Nel Mediterraneo è da alcuni anni operante un progetto di studio e protezione delle tartarughe marine, patrocinato dall’IUCN e sostenuto dal WWF.
Il progetto si prefigge di salvaguardare la vita di questi rari rettili attraverso una serie di interventi:
– la sorveglianza sulla pesca illegale;
– il rilascio di esemplari mantenuti illegalmente in cattività;
– il recupero di animali imprigionati nelle reti, spiaggiati o feriti;
– la marcatura di esemplari finalizzata a studi di biologia ed ecologia;
– lo studio di tutte le colonie riproduttive ancora esistenti;
– la sorveglianza dei siti di nidificazione.
Speriamo che la crescente sensibilizzazione dell’opinione pubblica sui temi ambientali e sull’importanza e la conservazione della biodiversità, renda meno incerto il futuro delle tartarughe.
Speriamo di poterci ancora meravigliare dei loro affascinanti e misteriosi comportamenti.
E speriamo, soprattutto, di continuare ad amarle vive.

Le tartarughe sono protette da due importanti convenzioni internazionali: quelle di Washington e di Berna.

La CITES (Convention On The International Trade Of Endangered Species) è la sigla della convenzione di Washington del 3 marzo 1973: un trattato internazionale che consente la protezione delle specie selvatiche attraverso il controllo del loro commercio.

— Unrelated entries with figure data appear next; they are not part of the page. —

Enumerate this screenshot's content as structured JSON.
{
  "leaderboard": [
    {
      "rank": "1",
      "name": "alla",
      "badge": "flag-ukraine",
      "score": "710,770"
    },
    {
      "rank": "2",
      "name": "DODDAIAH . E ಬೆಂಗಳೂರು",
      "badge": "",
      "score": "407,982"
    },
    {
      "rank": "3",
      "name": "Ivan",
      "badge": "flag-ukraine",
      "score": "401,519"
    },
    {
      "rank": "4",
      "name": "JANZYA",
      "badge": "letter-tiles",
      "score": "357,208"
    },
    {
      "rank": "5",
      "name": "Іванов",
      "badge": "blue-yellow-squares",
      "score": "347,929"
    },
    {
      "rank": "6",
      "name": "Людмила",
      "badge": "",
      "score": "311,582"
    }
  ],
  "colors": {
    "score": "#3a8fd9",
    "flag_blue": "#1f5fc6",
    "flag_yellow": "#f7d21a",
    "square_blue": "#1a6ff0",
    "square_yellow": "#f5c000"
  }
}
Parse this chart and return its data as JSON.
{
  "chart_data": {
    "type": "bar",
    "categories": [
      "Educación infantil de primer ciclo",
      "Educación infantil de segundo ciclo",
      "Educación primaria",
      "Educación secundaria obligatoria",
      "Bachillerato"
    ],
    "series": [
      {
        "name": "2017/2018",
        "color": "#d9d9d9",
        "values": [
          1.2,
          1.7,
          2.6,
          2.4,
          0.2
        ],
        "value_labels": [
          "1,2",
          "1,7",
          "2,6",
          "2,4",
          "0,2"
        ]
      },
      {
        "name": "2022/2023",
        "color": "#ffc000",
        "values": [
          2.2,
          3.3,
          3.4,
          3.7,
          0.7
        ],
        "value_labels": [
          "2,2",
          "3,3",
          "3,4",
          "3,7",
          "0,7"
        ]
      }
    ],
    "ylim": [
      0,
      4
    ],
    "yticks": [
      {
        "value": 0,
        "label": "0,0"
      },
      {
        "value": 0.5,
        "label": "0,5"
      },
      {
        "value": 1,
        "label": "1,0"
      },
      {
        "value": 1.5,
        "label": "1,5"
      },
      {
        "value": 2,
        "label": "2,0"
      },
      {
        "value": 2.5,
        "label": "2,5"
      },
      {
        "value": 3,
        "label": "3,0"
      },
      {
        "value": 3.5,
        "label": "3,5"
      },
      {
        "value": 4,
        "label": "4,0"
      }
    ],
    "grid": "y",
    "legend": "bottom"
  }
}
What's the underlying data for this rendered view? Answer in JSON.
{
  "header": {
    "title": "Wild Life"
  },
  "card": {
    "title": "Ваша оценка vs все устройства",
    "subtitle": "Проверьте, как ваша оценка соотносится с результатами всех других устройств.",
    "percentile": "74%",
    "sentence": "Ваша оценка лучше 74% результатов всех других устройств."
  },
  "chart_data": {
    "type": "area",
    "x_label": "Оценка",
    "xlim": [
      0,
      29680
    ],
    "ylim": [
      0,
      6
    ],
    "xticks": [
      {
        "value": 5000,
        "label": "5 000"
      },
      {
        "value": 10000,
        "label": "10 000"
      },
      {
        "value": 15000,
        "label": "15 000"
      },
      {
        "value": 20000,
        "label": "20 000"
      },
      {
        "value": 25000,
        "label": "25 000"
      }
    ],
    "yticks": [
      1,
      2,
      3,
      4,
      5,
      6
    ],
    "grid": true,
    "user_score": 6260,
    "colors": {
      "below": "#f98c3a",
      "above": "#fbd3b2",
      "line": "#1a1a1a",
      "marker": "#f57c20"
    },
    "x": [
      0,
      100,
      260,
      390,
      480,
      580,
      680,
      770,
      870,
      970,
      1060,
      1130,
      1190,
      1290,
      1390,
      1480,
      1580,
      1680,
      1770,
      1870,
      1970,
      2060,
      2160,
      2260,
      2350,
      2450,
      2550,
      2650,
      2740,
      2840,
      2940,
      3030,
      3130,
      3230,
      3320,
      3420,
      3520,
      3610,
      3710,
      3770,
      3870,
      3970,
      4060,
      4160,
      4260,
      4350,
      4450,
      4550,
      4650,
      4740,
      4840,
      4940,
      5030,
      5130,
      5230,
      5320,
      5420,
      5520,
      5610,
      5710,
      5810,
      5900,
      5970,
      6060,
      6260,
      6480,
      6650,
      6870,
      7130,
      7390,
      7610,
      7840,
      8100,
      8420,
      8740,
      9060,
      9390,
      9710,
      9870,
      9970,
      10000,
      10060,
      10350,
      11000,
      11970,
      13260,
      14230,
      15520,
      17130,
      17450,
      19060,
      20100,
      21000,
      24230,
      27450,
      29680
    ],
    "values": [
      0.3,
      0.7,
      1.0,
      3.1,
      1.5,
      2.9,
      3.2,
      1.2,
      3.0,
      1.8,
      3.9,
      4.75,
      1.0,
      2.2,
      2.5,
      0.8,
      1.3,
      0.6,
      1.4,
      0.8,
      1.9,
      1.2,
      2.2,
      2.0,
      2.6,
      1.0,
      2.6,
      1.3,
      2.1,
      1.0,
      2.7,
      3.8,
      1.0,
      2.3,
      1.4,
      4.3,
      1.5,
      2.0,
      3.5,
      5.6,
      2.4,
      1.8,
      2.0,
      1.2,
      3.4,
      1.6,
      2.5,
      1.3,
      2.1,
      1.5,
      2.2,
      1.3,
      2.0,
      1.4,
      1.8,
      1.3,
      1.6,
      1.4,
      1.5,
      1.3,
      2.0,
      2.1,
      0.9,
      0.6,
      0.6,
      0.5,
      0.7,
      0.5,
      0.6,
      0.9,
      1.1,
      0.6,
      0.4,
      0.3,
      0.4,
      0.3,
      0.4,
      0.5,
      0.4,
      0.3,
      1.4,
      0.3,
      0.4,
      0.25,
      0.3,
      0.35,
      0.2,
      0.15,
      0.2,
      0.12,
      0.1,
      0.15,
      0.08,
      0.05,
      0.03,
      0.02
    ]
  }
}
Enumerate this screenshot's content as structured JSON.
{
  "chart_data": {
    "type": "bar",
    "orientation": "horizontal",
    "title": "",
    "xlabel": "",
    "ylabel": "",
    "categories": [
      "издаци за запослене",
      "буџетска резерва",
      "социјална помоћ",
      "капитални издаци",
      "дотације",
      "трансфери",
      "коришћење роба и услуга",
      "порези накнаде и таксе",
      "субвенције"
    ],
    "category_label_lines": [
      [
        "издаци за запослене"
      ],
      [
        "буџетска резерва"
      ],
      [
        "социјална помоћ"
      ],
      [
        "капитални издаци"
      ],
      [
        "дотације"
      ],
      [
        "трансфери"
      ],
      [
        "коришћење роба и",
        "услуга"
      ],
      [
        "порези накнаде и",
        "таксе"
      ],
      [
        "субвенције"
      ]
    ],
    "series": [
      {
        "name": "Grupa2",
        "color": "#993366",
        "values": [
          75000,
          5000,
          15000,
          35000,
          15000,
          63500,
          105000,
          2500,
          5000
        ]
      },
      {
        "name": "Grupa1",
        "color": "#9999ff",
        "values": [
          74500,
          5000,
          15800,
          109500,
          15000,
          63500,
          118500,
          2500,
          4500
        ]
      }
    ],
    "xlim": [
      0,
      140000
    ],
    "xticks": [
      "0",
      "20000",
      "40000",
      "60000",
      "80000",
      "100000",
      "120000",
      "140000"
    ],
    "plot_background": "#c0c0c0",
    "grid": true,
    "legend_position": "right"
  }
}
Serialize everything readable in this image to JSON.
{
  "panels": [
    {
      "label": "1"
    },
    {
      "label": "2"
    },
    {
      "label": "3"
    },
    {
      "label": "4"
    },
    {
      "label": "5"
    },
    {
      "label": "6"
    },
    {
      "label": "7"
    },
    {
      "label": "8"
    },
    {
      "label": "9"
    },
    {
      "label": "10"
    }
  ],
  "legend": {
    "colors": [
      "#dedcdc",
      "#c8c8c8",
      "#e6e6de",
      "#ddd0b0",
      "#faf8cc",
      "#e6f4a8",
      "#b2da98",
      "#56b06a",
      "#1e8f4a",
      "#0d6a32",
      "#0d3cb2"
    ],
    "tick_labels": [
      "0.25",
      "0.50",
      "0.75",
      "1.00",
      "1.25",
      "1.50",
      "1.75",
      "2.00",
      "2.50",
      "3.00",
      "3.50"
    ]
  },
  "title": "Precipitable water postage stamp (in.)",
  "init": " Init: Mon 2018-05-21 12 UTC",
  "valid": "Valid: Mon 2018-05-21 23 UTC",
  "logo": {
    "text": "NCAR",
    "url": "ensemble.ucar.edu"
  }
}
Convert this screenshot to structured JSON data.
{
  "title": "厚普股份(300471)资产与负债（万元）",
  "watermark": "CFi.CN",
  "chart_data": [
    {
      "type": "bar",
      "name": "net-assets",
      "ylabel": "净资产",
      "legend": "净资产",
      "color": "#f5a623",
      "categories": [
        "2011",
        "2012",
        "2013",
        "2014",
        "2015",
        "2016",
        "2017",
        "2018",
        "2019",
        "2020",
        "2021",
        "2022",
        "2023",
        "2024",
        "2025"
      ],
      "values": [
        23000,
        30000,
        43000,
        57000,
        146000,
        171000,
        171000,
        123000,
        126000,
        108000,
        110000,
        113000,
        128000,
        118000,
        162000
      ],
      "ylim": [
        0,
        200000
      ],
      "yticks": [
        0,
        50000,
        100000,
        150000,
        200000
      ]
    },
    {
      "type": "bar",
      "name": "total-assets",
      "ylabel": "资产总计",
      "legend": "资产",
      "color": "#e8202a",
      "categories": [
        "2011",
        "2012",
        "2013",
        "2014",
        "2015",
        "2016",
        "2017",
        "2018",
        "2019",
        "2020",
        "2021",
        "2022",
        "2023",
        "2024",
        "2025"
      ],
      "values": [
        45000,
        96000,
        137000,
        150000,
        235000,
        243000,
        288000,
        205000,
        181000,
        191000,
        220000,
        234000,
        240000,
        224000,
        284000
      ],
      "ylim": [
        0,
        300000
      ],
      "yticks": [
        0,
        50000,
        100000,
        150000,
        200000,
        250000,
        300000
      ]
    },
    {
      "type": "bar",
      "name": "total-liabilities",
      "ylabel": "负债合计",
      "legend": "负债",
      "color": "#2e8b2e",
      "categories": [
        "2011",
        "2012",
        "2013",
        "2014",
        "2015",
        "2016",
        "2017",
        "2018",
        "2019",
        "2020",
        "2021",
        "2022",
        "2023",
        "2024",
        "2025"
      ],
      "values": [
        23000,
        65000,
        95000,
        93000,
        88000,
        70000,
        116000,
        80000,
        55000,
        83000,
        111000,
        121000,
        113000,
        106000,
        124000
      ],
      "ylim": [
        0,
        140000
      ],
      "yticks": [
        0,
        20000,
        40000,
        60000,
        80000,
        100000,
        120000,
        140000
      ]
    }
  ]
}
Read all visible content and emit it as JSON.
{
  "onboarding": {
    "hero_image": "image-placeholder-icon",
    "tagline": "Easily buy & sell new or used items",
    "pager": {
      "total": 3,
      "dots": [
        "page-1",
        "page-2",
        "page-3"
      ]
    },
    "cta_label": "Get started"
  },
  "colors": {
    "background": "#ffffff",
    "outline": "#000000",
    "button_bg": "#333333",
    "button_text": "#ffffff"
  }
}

La Convenzione di Berna è una convenzione relativa alla conservazione della vita selvatica e dell’ambiente naturale in Europa, adottata a Berna il 19 settembre 1979.

PICCOLO GLOSSARIO

GENERE E SPECIE

La nomenclatura binomia, tramite la quale vengono definite le varie specie viventi è opera di Carl von Linné: un naturalista svedese (1707-1778), noto sui libri italiani con il nome di Carlo Linneo, che nella sua opera “Systema Naturae” diede le basi della classificazione dei viventi

In base alla nomenclatura binomia ogni specie animale e vegetale viene individuata da una coppia di parole, di cui la prima (il nome generico, scritta con l’iniziale maiuscola) è comune a tutte le specie di un medesimo genere, mentre la seconda (il nome specifico, scritta in minuscolo) è propria di ciascuna specie.

Ad esempio la tartaruga olivastra (Lepidochelys olivacea) e la tartaruga di Kemp (Lepidochelys kempii) appartengono allo stesso genere (Lepidochelys) ma a due specie diverse (olivacea e kempii).